Wednesday, September 30, 2009

Neither Snow, nor Rain...


"Neither snow nor rain nor heat nor gloom of night stays these couriers from the swift completion of their appointed rounds."

I first came across these words in a 1981 song called "O Superman" by Laurie Anderson. Like many of the lyrics in that song---indeed, the album---are somewhat non sequitur, so this statement did not seem to be out of place. Having grown up in the hinterlands of Canada, I did not have the background to immediately associate this with the US Postal Service, but soon enough someone did mention it. It seemed like such a cool motto that I was surprised not to see more use made of it in the media. Twenty years after the release of Anderson's "Big Science" album, I wandered around a corner in New York City to see a grand Greek-styled building. I started to look at it from different angles to photograph it, or elements of it, and suddenly realized that I recognized the words across the facade just above the ornate Corinthian columns.

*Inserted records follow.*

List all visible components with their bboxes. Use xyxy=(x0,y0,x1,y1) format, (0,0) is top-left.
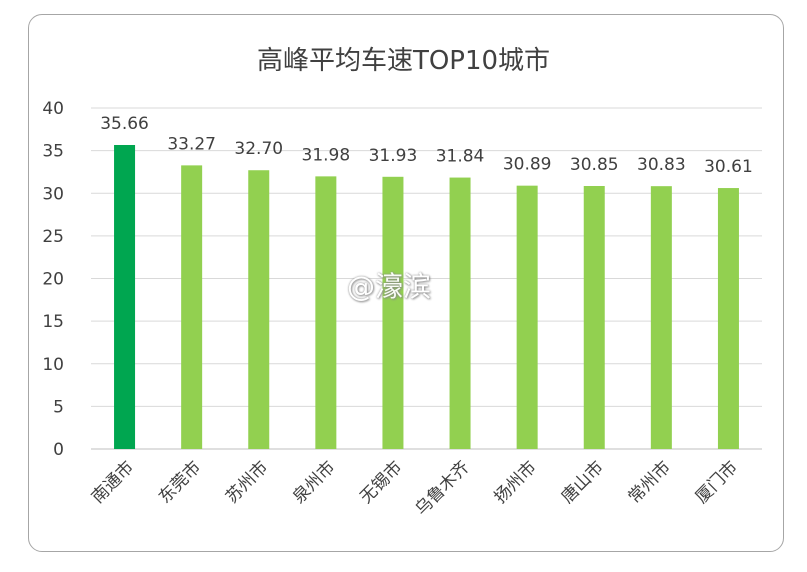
chart-title: 高峰平均车速TOP10城市 xyxy=(256,46,551,76)
bar xyxy=(717,188,739,449)
bar xyxy=(248,170,270,450)
data-label: 30.61 xyxy=(704,157,753,177)
y-tick-label: 5 xyxy=(53,397,64,417)
data-label: 31.84 xyxy=(436,147,485,167)
data-label: 30.83 xyxy=(637,155,686,175)
y-tick-label: 25 xyxy=(42,227,64,247)
x-tick-label: 常州市 xyxy=(625,457,675,507)
y-tick-label: 20 xyxy=(42,270,64,290)
y-tick-label: 40 xyxy=(42,99,64,119)
x-tick-label: 无锡市 xyxy=(356,457,406,507)
x-tick-label: 泉州市 xyxy=(289,457,339,507)
data-labels: 35.66 33.27 32.70 31.98 31.93 31.84 30.89 30.85… xyxy=(100,114,753,177)
y-tick-label: 35 xyxy=(42,142,64,162)
y-tick-label: 15 xyxy=(42,312,64,332)
bar xyxy=(382,176,404,449)
watermark-text: @濠滨 xyxy=(347,270,432,303)
bar xyxy=(114,144,136,449)
gridlines xyxy=(91,107,762,450)
bar xyxy=(449,177,471,449)
y-axis-ticks: 0 5 10 15 20 25 30 35 40 xyxy=(42,99,64,460)
x-tick-label: 唐山市 xyxy=(557,457,608,508)
x-tick-label: 南通市 xyxy=(88,457,138,507)
bars xyxy=(114,144,739,450)
data-label: 30.85 xyxy=(570,155,619,175)
data-label: 35.66 xyxy=(100,114,149,134)
x-tick-label: 厦门市 xyxy=(692,457,742,507)
bar xyxy=(181,165,203,450)
x-tick-label: 东莞市 xyxy=(155,457,205,507)
y-tick-label: 30 xyxy=(42,184,64,204)
bar xyxy=(315,176,337,450)
data-label: 30.89 xyxy=(503,155,552,175)
bar xyxy=(650,186,672,449)
bar xyxy=(516,185,538,449)
x-tick-label: 苏州市 xyxy=(222,457,272,507)
x-tick-label: 乌鲁木齐 xyxy=(411,457,473,519)
bar xyxy=(583,186,605,449)
data-label: 31.98 xyxy=(302,145,351,165)
y-tick-label: 10 xyxy=(42,355,64,375)
y-tick-label: 0 xyxy=(53,440,64,460)
data-label: 33.27 xyxy=(167,134,216,154)
data-label: 32.70 xyxy=(234,139,283,159)
x-tick-label: 扬州市 xyxy=(490,457,540,507)
x-axis-ticks: 南通市 东莞市 苏州市 泉州市 无锡市 乌鲁木齐 扬州市 唐山市 常州市 厦门市 xyxy=(88,457,742,520)
data-label: 31.93 xyxy=(369,146,418,166)
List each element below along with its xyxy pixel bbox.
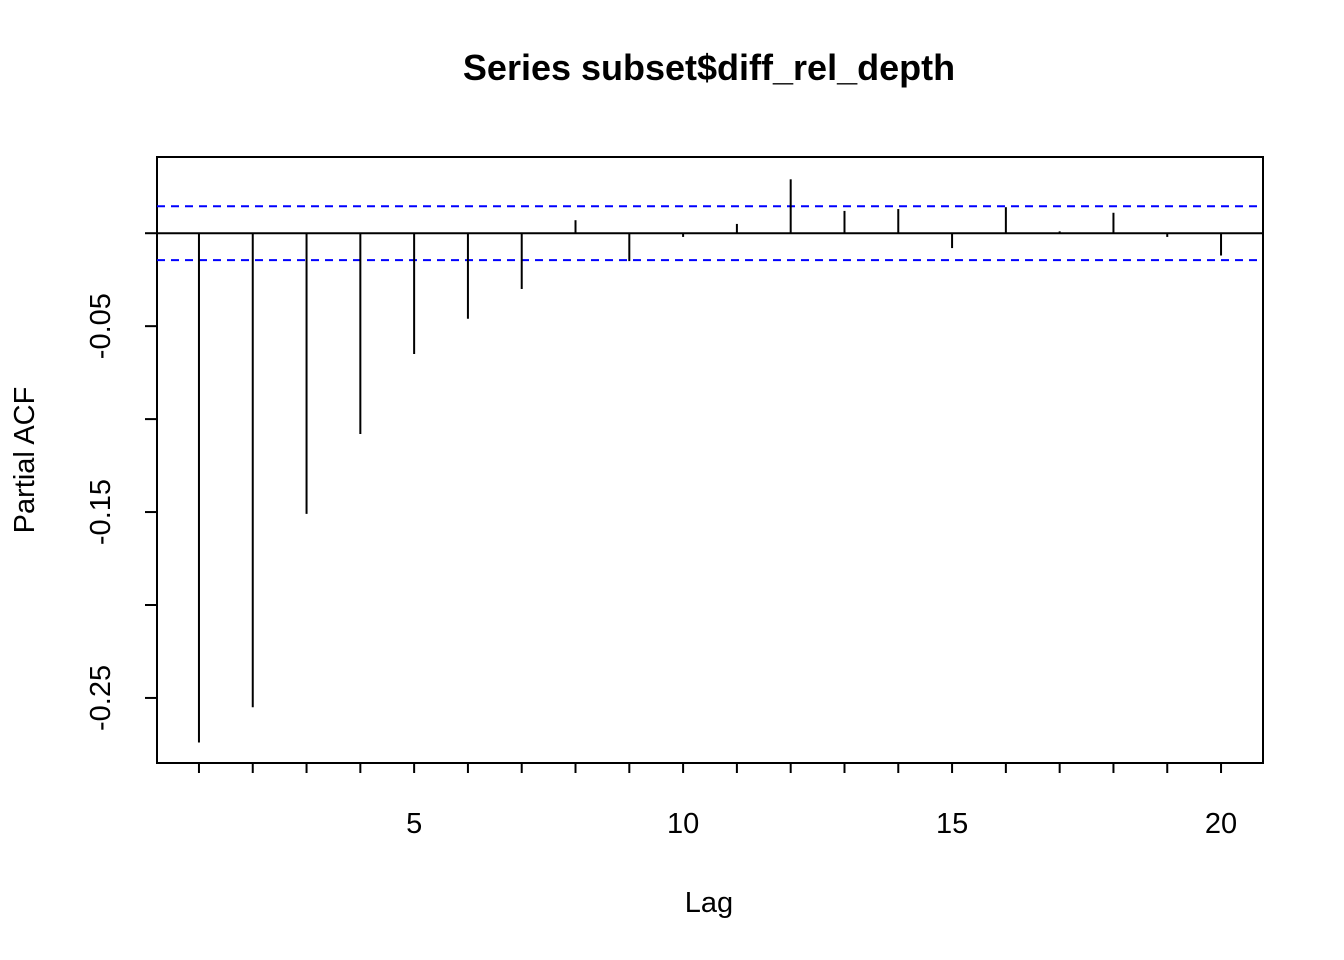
confidence-bounds — [157, 205, 1263, 262]
y-tick-label-4: -0.05 — [85, 293, 117, 359]
x-axis: 5 10 15 20 — [197, 763, 1237, 840]
x-axis-label: Lag — [685, 887, 733, 919]
y-axis: -0.25 -0.15 -0.05 — [85, 232, 157, 731]
y-tick-label-0: -0.25 — [85, 665, 117, 731]
pacf-bars — [197, 179, 1223, 743]
x-tick-label-5: 5 — [406, 808, 422, 840]
plot-frame — [156, 156, 1264, 764]
y-tick-label-2: -0.15 — [85, 479, 117, 545]
x-tick-label-20: 20 — [1205, 808, 1237, 840]
chart-title: Series subset$diff_rel_depth — [463, 47, 955, 88]
x-tick-label-15: 15 — [936, 808, 968, 840]
x-tick-label-10: 10 — [667, 808, 699, 840]
y-axis-label: Partial ACF — [9, 387, 41, 534]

In the meantime, I had also learned that this was not the motto of the US Postal Service---the USPS does not actually have one---but an appropriate quote from Herodotus' Historia, added by the building's architects. This is apparently the most poetic of several translations of the Greek---certainly more so than the one other I have read---and originally referred to the relay messengers in the 5th century BC Persian's communication system.

Official motto or not...worthy words for any work ethic.